Cinq pour cent de la serre seront consacrés aux cultivars spéciaux destinés aux restaurateurs. «Nous sommes ouverts aux demandes sur mesure», assure M. Hage.

En revanche, pendant la belle saison, les chefs semblent avoir l'intention de continuer à encourager les fermes plus traditionnelles de nos campagnes.

Bien qu'il ait apprécié la dégustation, le chef du DNA, Derek Damman, s'éloigne peu à peu des pousses et microlégumes qui font fureur par les temps qui courent. Celui qui fait son nom dans le milieu de la restauration en utilisant toutes les parties des animaux dont personne ne veut s'intéresse également aux légumes négligés, voire trop poussés, oubliés dans les champs. Cette philosophie sera-t-elle compatible avec l'approche ultra-méticuleuse des Fermes Lufa?

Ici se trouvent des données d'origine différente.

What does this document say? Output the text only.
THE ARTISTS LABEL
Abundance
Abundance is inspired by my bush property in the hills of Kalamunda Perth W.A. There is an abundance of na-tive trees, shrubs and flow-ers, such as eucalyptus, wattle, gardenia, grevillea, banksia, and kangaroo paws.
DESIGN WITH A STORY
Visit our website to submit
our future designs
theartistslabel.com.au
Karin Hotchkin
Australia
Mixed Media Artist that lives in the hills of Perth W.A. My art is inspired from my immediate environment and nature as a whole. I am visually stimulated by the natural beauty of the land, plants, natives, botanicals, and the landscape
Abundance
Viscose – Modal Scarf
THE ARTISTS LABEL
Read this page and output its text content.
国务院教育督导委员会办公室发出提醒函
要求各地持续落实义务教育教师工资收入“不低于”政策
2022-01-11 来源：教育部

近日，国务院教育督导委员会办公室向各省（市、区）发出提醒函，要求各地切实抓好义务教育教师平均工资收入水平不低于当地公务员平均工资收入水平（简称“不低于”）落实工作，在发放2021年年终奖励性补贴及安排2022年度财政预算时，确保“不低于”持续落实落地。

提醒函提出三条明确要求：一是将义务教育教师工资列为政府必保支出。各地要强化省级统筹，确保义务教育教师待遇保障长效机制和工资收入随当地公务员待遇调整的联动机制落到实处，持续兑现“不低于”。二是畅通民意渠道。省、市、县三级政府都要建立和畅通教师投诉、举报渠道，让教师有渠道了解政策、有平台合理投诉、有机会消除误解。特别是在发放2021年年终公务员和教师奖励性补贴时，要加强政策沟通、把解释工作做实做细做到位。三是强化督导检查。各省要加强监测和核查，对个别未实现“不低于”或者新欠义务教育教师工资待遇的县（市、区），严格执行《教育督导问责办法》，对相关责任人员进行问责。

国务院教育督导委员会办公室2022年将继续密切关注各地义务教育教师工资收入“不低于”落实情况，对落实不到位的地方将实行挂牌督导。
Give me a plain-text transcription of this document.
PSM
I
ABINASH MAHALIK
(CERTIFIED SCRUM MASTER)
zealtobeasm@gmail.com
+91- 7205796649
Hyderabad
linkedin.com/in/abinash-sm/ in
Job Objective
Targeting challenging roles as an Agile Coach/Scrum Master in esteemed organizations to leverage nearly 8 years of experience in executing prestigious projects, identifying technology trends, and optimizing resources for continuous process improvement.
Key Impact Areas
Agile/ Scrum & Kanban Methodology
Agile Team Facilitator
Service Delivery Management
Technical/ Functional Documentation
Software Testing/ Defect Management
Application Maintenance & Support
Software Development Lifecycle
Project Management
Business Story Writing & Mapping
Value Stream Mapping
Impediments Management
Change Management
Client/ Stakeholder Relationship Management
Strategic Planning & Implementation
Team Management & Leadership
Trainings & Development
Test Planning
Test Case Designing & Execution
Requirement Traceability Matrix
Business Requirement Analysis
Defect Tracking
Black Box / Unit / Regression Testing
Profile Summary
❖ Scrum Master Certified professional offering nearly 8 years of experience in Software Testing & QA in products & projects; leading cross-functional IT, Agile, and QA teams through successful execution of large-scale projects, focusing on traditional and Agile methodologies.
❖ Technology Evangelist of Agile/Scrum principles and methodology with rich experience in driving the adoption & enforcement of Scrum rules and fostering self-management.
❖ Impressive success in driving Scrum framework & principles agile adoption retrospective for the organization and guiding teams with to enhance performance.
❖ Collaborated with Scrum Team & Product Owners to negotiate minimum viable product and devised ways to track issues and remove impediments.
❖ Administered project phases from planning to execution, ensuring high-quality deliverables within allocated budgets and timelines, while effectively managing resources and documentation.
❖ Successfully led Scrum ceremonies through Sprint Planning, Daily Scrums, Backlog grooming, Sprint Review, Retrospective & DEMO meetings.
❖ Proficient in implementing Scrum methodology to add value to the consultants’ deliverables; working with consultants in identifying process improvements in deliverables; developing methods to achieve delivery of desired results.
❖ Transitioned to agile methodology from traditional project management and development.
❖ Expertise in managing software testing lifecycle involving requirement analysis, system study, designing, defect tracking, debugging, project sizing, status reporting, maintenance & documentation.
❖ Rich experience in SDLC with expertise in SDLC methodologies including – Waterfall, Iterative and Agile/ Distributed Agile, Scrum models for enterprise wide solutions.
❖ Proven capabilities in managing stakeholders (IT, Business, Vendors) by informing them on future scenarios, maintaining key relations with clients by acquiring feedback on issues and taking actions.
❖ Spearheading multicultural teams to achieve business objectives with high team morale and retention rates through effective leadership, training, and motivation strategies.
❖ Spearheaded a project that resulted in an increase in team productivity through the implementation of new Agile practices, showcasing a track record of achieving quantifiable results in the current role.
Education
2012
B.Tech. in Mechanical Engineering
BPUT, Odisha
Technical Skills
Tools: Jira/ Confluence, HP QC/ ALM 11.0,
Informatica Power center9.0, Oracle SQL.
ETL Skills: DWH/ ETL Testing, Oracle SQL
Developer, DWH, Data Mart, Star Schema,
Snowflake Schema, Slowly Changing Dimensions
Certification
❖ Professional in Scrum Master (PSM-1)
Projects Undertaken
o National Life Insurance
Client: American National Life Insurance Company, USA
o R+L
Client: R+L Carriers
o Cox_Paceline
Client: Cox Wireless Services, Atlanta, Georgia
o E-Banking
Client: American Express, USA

C'est à suivre.

Du reste, la priorité de Mohamed Hage sera d'offrir à l'année des légumes d'une fraîcheur inégalable aux membres particuliers, ces 2000 personnes qui se seront inscrites au service de paniers. «Nous visons d'abord à servir le consommateur, explique Mohamed Hage. Pour l'instant, nous avons plus de demandes de paniers que de production, mais la situation devrait se renverser bientôt.»

Le rêve du jeune mordu d'agriculture et d'informatique? Voir des serres pousser sur des dizaines, voire des centaines de toits de la métropole et d'ailleurs. On sait pour l'instant qu'une deuxième serre Lufa verra le jour à Montréal et sera probablement intégrée directement aux plans d'une construction neuve. «Ce sera beaucoup plus simple de travailler de cette manière-là», affirme M. Hage.

Après 2 millions de dollars en investissements et quatre ans de recherche et développement avec des ingénieurs, des agronomes, des nutritionnistes et d'autres experts de l'Université McGill, l'équipe des Fermes Lufa détient aujourd'hui une expertise qui fait envie.